No dia primeiro de julho os sinos das igrejas que ainda existem no Terceiro Reich, quando badalaram estavam lembrando o início do terceiro ano do reverendo dr. Martin Niemöller, um dos mais destemidos, mais notáveis e mais eficientes lideres da Igreja Evangélica Alemã, que se recusou a aceitar a liderança nazista nos assuntos internos da Igreja e, recusou-se também,  em consentir que ele mesmo fosse transformado em “Gleichgeschaltet” (coordenador) para fins políticos.
Naquela data, todos os ministros dos Estados Unidos e em outros países democráticos, uniram-se em espírito com os mártires da Alemanha, numa demonstração de solidariedade na luta contra os esforços para restringir a liberdade do espírito humano contra as suas tentativa de estabelecer o neopaganismo. (Relatório II, 1942, p. 207)

A observação final a esse capítulo poderia ser a mesma dos anteriores. O próprio material que foi apresentado  como prova da infiltração  generalizada do nazismo na Igreja Evangélica Luterana e a sua disseminação entre os fieis, foi exagerado. Na verdade, o número e, principalmente  o valor dos documentos registrados a favor da tese do Relatório, parecem bem menos convincentes do que se supunha.

O capítulo quinto do Relatório II procura analisar  a importância da União  Beneficente e Educativa Alemã (Bund der Schaffenden Reichsdeutschen) como difusora da ideologia nazista. A Sociedade foi  criada, segundo od Relatório, para tomar o lugar do DAF  (Deutsche Arbeiter Front) a qual, por sua vez, representava a mais importante das organizações, a NSDAP. Quando a NSDAP foi posta na ilegalidade, a União Beneficente e Educativa Alemã deveria substituí-la. Em substituindo uma entidade proscrita por lei, é obvio que lhe cabia operar como fachada  legal, um vez registrada no Ministério da Justiça, inclusive continuado as atividades consideradas fora da lei. Uma vez comprovada a verdadeira natureza da sociedade e identificadas suas intenções reais, era forçoso submetê-la a uma zelosa vigilância, o que foi feito como indicam os documentos.

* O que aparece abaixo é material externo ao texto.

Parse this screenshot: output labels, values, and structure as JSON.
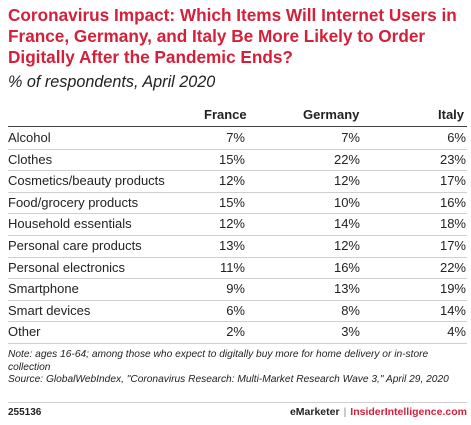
{
  "chart_data": {
    "type": "table",
    "title": "Coronavirus Impact: Which Items Will Internet Users in France, Germany, and Italy Be More Likely to Order Digitally After the Pandemic Ends?",
    "subtitle": "% of respondents, April 2020",
    "columns": [
      "France",
      "Germany",
      "Italy"
    ],
    "rows": [
      {
        "label": "Alcohol",
        "values": [
          "7%",
          "7%",
          "6%"
        ]
      },
      {
        "label": "Clothes",
        "values": [
          "15%",
          "22%",
          "23%"
        ]
      },
      {
        "label": "Cosmetics/beauty products",
        "values": [
          "12%",
          "12%",
          "17%"
        ]
      },
      {
        "label": "Food/grocery products",
        "values": [
          "15%",
          "10%",
          "16%"
        ]
      },
      {
        "label": "Household essentials",
        "values": [
          "12%",
          "14%",
          "18%"
        ]
      },
      {
        "label": "Personal care products",
        "values": [
          "13%",
          "12%",
          "17%"
        ]
      },
      {
        "label": "Personal electronics",
        "values": [
          "11%",
          "16%",
          "22%"
        ]
      },
      {
        "label": "Smartphone",
        "values": [
          "9%",
          "13%",
          "19%"
        ]
      },
      {
        "label": "Smart devices",
        "values": [
          "6%",
          "8%",
          "14%"
        ]
      },
      {
        "label": "Other",
        "values": [
          "2%",
          "3%",
          "4%"
        ]
      }
    ],
    "note": "Note: ages 16-64; among those who expect to digitally buy more for home delivery or in-store collection",
    "source": "Source: GlobalWebIndex, \"Coronavirus Research: Multi-Market Research Wave 3,\" April 29, 2020"
  },
  "footer": {
    "chart_id": "255136",
    "brand_left": "eMarketer",
    "separator": "|",
    "brand_right": "InsiderIntelligence.com"
  },
  "colors": {
    "title": "#d4203a",
    "text": "#222222",
    "rule": "#444444",
    "row_rule": "#cfcfcf"
  }
}
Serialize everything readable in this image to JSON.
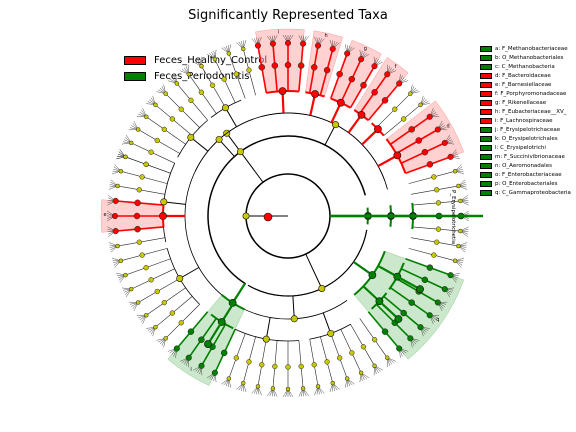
{
  "title": "Significantly Represented Taxa",
  "colors": {
    "healthy": "#ff0000",
    "periodontitis": "#008000",
    "neutral": "#c8c800",
    "healthy_shade": "#ff9a9a",
    "periodontitis_shade": "#8fcc8f"
  },
  "groups": [
    {
      "name": "Feces_Healthy_Control",
      "color": "#ff0000"
    },
    {
      "name": "Feces_Periodontitis",
      "color": "#008000"
    }
  ],
  "chart_data": {
    "type": "cladogram",
    "title": "Significantly Represented Taxa",
    "ring_label": "P_Erysipelotrichetia",
    "clades": [
      {
        "letter": "a",
        "name": "F_Methanobacteriaceae",
        "group": "Feces_Periodontitis"
      },
      {
        "letter": "b",
        "name": "O_Methanobacteriales",
        "group": "Feces_Periodontitis"
      },
      {
        "letter": "c",
        "name": "C_Methanobacteria",
        "group": "Feces_Periodontitis"
      },
      {
        "letter": "d",
        "name": "F_Bacteroidaceae",
        "group": "Feces_Healthy_Control"
      },
      {
        "letter": "e",
        "name": "F_Barnesiellaceae",
        "group": "Feces_Healthy_Control"
      },
      {
        "letter": "f",
        "name": "F_Porphyromonadaceae",
        "group": "Feces_Healthy_Control"
      },
      {
        "letter": "g",
        "name": "F_Rikenellaceae",
        "group": "Feces_Healthy_Control"
      },
      {
        "letter": "h",
        "name": "F_Eubacteriaceae__XV_",
        "group": "Feces_Healthy_Control"
      },
      {
        "letter": "i",
        "name": "F_Lachnospiraceae",
        "group": "Feces_Healthy_Control"
      },
      {
        "letter": "j",
        "name": "F_Erysipelotrichaceae",
        "group": "Feces_Periodontitis"
      },
      {
        "letter": "k",
        "name": "O_Erysipelotrichales",
        "group": "Feces_Periodontitis"
      },
      {
        "letter": "l",
        "name": "C_Erysipelotrichi",
        "group": "Feces_Periodontitis"
      },
      {
        "letter": "m",
        "name": "F_Succinivibrionaceae",
        "group": "Feces_Periodontitis"
      },
      {
        "letter": "n",
        "name": "O_Aeromonadales",
        "group": "Feces_Periodontitis"
      },
      {
        "letter": "o",
        "name": "F_Enterobacteriaceae",
        "group": "Feces_Periodontitis"
      },
      {
        "letter": "p",
        "name": "O_Enterobacteriales",
        "group": "Feces_Periodontitis"
      },
      {
        "letter": "q",
        "name": "C_Gammaproteobacteria",
        "group": "Feces_Periodontitis"
      }
    ]
  }
}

Conforme esses documentos, defrontamo-nos novamente com um problema real, porém, de repercussão modesta. 

O documento de nº 44, reproduzido no original e na sua tradução nas pgs. 212-215, apresenta as condições facilitadas de uma viagem de navio fretado para a Alemanha. Estipula condições e prazos para a inscrição e a duração da viagem. 

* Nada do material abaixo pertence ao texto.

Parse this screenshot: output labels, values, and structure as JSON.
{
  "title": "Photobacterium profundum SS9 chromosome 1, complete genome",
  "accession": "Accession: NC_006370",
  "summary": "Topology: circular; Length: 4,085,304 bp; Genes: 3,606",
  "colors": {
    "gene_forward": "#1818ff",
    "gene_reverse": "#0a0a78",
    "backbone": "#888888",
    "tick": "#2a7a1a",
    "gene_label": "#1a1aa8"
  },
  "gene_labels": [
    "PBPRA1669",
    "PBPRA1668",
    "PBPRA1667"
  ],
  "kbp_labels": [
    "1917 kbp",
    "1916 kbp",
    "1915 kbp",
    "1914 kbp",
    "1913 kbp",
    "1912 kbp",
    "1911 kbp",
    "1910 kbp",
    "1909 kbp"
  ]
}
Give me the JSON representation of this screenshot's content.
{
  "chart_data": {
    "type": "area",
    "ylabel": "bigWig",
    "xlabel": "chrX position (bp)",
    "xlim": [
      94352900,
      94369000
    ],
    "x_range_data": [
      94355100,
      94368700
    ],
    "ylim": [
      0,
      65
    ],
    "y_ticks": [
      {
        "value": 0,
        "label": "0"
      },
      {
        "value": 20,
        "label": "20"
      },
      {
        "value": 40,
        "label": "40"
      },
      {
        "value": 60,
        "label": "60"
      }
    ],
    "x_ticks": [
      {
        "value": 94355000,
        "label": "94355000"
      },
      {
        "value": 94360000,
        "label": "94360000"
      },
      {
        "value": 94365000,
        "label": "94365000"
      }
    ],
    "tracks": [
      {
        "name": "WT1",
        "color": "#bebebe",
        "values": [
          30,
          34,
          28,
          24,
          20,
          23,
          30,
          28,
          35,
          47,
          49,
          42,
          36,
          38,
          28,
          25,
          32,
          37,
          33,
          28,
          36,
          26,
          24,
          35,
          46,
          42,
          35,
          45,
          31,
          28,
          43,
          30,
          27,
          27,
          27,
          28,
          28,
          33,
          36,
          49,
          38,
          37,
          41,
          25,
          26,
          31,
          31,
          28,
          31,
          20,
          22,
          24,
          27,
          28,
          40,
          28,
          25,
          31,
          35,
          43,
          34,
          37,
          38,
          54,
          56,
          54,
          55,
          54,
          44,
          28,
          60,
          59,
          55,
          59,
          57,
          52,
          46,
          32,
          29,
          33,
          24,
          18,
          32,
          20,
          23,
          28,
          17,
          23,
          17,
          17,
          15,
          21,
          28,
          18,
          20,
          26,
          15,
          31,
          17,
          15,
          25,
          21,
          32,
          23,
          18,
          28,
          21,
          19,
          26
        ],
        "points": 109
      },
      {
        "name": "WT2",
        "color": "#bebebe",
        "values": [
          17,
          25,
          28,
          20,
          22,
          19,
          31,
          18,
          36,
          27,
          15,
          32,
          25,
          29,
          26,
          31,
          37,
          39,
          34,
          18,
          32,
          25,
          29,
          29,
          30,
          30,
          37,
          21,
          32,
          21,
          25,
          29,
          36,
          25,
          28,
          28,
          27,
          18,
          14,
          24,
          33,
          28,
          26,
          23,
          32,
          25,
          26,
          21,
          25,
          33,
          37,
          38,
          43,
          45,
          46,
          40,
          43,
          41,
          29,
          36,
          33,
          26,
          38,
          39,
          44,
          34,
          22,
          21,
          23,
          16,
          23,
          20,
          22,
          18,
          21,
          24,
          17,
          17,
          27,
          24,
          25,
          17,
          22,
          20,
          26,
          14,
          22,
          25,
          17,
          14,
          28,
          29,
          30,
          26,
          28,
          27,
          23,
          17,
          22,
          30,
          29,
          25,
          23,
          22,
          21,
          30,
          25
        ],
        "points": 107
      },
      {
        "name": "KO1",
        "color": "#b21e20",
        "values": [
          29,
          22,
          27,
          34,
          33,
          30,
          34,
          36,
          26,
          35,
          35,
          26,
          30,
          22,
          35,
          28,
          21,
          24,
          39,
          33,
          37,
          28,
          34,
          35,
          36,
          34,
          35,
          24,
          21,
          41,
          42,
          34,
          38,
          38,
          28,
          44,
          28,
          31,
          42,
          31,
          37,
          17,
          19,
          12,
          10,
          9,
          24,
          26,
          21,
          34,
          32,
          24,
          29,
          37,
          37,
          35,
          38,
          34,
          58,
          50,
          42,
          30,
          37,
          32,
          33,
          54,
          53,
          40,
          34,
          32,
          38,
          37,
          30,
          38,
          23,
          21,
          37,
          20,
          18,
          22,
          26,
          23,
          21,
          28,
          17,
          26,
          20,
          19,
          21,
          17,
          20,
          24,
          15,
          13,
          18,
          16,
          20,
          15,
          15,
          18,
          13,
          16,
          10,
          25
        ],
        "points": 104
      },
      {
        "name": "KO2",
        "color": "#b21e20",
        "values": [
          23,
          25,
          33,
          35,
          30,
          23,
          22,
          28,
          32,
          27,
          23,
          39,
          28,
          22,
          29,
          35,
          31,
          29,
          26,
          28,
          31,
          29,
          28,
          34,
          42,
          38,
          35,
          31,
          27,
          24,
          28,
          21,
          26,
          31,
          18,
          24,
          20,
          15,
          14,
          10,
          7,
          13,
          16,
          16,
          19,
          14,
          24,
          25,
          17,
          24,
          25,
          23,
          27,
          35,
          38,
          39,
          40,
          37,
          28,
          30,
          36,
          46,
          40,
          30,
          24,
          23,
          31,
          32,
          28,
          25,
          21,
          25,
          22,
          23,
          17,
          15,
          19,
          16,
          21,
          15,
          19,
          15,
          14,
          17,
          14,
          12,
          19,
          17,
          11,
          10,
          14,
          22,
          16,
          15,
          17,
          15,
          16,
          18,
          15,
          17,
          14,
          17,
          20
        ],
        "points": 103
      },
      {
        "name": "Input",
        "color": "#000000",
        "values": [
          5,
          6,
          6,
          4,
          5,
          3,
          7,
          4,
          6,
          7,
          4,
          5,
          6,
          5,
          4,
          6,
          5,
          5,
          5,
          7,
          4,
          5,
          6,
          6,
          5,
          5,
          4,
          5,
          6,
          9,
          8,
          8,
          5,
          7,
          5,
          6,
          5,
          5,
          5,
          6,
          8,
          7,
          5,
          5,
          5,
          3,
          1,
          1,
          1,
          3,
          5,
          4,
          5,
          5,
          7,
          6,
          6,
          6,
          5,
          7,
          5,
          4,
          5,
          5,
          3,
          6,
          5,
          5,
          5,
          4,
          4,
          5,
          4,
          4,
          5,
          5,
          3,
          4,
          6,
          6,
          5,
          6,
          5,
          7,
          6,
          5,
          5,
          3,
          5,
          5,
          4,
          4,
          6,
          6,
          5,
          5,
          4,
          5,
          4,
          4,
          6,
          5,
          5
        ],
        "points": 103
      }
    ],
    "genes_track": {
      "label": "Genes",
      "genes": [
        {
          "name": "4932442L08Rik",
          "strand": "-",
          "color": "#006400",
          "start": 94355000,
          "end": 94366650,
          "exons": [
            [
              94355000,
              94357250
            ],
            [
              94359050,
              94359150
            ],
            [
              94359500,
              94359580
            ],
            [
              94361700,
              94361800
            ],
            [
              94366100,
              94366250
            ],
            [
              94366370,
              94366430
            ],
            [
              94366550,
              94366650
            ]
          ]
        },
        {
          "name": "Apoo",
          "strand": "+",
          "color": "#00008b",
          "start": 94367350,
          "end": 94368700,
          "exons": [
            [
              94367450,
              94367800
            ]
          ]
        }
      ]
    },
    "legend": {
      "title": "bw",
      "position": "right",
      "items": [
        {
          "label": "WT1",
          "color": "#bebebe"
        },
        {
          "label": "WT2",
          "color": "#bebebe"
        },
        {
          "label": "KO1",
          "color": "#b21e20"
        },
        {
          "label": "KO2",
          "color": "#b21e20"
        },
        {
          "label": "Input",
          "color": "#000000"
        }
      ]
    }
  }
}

O documento de nº 45, pgs. 221-224, registra o regulamento para alemães  natos que queiram viajar para a Alemanha em visita ou com a intenção de se repatriarem. Especifica minuciosamente os documentos pessoais exigidos para a emissão do passaporte.

O comentário anexo aos dois documentos comprova que as autoridades haviam logrado total controle sobre as pretensas viagens, ao menos no que diz respeito ao Rio Grande do Sul:

No Rio Grande não lograram os agentes pardos o beneplácito da Policia para a prática de mais esse atentado contra as nossas leis. ( ... )
Uma cousa, no entanto, é certa: mau grado as refregas sofridas, os nazistas ainda se encontram acordados e não perderam de todo a esperança de um dia, encontrarem a forma maravilhosa que lhes permita reencetar a luta a salvo da opressão policial. (Relatório II, 1942, p. 224)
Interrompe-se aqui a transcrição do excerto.